Dobrze skonstruowana umowa „przypilnuje” ekipę budowlaną
Jeśli rozmowa z szefem ekipy rozpoczyna się od słów: „panie, kto to panu tak zepsuł”, wiadomo już, że lepiej takiej ekipy unikać. Wyolbrzymianie prac poprzedników ściśle wiąże się z minimalizowaniem odpowiedzialności za swoją pracę i co tu dużo mówić, jest nieprofesjonalne. Ponadto możemy spotkać się z sytuacją zmiany ustaleń w czasie remontu, lub cyklicznego żądania zaliczek. Aby uniknąć niedomówień i mieć podstawy do egzekwowania prawidłowości wykonanych prac na każdym etapie, najważniejsze jest sporządzenia umowy w sposób dokładny i rzetelny.
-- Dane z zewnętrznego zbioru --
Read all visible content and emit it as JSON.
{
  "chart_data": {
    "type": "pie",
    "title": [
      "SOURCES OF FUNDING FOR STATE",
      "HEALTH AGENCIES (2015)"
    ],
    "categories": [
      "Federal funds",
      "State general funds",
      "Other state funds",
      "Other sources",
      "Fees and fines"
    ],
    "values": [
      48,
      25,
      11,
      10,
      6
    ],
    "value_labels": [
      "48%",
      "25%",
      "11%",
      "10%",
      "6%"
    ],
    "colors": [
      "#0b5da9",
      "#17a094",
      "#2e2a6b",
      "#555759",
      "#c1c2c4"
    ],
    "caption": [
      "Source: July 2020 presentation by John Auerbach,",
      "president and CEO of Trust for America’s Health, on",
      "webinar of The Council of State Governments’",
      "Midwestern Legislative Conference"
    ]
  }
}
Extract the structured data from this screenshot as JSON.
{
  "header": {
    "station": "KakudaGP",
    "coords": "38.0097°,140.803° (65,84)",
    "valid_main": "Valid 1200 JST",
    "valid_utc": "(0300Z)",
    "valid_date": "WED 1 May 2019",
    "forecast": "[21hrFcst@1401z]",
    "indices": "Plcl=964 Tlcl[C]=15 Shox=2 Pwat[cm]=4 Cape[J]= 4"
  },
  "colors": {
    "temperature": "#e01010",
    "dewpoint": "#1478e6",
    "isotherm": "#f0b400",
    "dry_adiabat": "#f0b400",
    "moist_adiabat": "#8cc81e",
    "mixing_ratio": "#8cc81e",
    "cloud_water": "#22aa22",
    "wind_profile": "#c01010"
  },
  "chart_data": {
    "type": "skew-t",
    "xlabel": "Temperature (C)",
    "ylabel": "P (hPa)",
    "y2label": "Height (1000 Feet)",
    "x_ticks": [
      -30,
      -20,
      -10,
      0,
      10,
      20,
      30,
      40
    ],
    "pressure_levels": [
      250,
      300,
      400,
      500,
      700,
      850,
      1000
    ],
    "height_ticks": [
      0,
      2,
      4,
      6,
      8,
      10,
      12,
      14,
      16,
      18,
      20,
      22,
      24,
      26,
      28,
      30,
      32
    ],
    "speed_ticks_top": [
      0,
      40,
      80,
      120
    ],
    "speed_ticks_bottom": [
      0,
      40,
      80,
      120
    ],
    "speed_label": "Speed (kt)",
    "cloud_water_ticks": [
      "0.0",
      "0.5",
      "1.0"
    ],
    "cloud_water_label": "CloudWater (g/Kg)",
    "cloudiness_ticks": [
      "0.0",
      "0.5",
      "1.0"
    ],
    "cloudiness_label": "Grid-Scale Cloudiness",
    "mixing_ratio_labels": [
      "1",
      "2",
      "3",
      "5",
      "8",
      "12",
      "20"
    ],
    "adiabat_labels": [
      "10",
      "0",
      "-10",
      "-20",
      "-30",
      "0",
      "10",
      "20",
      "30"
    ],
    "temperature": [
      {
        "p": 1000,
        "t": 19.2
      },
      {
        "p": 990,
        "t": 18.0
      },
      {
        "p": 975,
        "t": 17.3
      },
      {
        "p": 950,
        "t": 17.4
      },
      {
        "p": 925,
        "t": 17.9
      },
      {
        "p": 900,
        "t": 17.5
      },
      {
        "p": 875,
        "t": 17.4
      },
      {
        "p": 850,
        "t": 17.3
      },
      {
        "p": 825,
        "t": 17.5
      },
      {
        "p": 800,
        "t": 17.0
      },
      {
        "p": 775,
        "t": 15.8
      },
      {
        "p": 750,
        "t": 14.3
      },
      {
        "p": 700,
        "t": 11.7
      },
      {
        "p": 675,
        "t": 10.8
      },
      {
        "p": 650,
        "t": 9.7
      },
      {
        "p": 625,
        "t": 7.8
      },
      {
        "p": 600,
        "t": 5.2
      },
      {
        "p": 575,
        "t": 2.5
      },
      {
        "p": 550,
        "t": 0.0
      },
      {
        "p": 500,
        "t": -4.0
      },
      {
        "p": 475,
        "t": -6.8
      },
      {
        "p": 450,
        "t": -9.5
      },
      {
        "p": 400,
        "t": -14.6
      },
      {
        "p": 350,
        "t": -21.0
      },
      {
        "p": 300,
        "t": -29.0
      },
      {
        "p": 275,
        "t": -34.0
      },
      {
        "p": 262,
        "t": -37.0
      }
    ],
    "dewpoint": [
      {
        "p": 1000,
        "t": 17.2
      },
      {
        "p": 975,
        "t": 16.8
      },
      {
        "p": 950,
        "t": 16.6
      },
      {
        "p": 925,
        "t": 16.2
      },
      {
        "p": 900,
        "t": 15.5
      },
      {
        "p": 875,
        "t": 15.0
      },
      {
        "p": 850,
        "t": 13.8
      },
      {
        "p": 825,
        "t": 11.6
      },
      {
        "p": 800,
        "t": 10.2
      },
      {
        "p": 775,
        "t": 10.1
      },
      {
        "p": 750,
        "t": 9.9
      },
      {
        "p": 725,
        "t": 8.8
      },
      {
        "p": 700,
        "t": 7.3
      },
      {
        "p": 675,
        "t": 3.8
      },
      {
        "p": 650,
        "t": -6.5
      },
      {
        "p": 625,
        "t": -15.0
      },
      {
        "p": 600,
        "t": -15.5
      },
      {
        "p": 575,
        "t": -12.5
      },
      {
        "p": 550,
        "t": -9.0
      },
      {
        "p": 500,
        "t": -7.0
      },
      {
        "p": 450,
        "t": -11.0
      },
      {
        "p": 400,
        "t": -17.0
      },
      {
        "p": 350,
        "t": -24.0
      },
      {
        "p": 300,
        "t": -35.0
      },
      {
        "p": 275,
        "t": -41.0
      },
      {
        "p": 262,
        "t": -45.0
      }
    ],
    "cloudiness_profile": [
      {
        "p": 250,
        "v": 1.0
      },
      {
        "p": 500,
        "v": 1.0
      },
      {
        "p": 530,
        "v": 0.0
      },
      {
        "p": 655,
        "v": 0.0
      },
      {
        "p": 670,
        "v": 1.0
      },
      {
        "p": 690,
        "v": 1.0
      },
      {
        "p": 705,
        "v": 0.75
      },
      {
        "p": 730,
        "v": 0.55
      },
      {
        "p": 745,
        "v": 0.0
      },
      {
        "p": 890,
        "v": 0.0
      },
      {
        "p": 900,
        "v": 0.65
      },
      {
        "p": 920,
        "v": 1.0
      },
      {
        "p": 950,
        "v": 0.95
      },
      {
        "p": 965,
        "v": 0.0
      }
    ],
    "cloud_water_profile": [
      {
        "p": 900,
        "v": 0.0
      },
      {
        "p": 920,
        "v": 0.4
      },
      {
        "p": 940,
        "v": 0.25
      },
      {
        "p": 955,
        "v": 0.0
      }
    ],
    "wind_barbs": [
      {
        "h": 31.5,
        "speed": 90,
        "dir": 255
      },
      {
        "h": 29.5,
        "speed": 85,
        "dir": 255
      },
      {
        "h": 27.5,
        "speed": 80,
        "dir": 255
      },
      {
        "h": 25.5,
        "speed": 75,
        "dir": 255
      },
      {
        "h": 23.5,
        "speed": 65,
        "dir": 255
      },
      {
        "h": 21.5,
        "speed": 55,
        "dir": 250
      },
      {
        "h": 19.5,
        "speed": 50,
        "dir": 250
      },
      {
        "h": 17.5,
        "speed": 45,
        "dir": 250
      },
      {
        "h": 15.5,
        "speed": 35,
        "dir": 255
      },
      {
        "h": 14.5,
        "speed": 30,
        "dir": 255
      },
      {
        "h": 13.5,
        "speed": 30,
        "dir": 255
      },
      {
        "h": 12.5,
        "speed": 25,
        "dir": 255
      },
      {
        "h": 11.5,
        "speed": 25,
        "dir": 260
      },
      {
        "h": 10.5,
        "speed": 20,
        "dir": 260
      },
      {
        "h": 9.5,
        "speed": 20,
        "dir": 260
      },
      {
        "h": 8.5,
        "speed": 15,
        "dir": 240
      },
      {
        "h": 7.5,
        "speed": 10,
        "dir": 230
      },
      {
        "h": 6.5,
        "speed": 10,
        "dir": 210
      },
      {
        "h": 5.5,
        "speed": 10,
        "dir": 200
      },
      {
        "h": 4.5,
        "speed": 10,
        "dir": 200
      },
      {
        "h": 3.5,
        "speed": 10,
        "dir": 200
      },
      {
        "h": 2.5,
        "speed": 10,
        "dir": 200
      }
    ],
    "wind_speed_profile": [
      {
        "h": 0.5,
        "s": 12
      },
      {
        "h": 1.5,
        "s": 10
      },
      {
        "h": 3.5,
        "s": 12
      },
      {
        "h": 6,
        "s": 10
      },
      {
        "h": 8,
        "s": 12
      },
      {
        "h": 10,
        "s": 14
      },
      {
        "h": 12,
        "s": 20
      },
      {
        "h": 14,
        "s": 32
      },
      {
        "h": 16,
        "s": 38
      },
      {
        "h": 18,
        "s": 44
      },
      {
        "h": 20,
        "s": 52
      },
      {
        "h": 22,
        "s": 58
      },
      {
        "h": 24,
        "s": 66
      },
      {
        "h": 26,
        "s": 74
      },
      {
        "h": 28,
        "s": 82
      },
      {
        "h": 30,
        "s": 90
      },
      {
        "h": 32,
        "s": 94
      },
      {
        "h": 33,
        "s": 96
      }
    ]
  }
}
Każdy dodatkowy zapis chroni inwestora i bezwzględnie powinny w umowie znaleźć się informacje dotyczące:
- terminów i kwot płatności;
- dokładnego zakresu prac do wykonania z wyszczególnieniem materiałów budowlanych;
- tego, kto zakupuje materiały budowlane;
- terminów i systemu realizacji robót oraz terminu zakończenia;
- kar za niedopełnienie warunków umowy, oraz za błędy w pracach.
Samodzielna systematyczna kontrola na miejscu remontu
Profesjonalnej ekipie remontowej z pewnością nie będzie przeszkadzać, jeśli co drugi dzień inwestor stawi się w remontowanym mieszkaniu, w celu kontroli zakresu i prawidłowości wykonanych prac. Aby móc kontrolować pracę ekipy budowlanej, wcale nie trzeba być fachowcem. Już na pierwszy rzut oka wyłapiemy nieprecyzyjnie położoną i niedokładnie wyszlifowaną gładź, brak dokładności w malowaniu ścian, czy niepoprawność montażu kafelek w łazience lub paneli w salonie. Wskazane są pytania o zakup materiałów budowlanych, jeśli takowa czynność leży po stronie wykonawcy, oraz sprawdzenie faktur z uwzględnieniem zasadności zakupu i wykorzystania materiałów. Zakres wykonanych prac powinien być zgodny z terminami zawartymi w umowie. Jeśli termin oddania mieszkania zbliża się ku końcowi, a wykonane prace na to nie wskazują, z pewnością jest to podstawa do zadawania pytań wykonawcy. Jeśli nie jesteśmy pewni, czy dobrze oceniamy sytuację, warto zabrać z sobą zaprzyjaźnionego budowlańca, który fachowym okiem zweryfikuje terminowość i dokładność przeprowadzonych prac.
Inspektor nadzoru inwestorskiego
Często właściciel mieszkania, chcąc uniknąć zamieszania związanego z długotrwałym kompleksowym remontem, na jego czas wyjeżdża na wakacje. Nie jest to dobre rozwiązanie, ponieważ kontrola jest wręcz wskazana. Jeśli jednak chcemy odpocząć przez ten czas, lub nie możemy poświęcić czasu na kontrolę, dobrym pomysłem jest zatrudnienie inspektora inwestorskiego. To osoba posiadająca kwalifikacje do pełnienia samodzielnych funkcji technicznych oraz niezbędną wiedzę budowlaną, oraz praktykę. Zabezpieczenie interesów inwestora przy pomocy specjalisty to ułamek kwoty remontu, ceny rozpoczynają się już od kilkuset złotych za usługę.
Oj tak! Fachowcy fachowcami, ale jak się ich nie przypilnuje to potem nie miejmy do nikogo pretensji. To co narobili u mojej mamy w mieszkaniu to głowa mała. Nawet stłuczoną w rogu płytkę potrafili wykorzystać… Koszmar. Oczywiście nikt ich nie pilnowała, bo ani ja ani mama na robocie się nie znamy…także teraz możemy mieć pretensje tylko do siebie.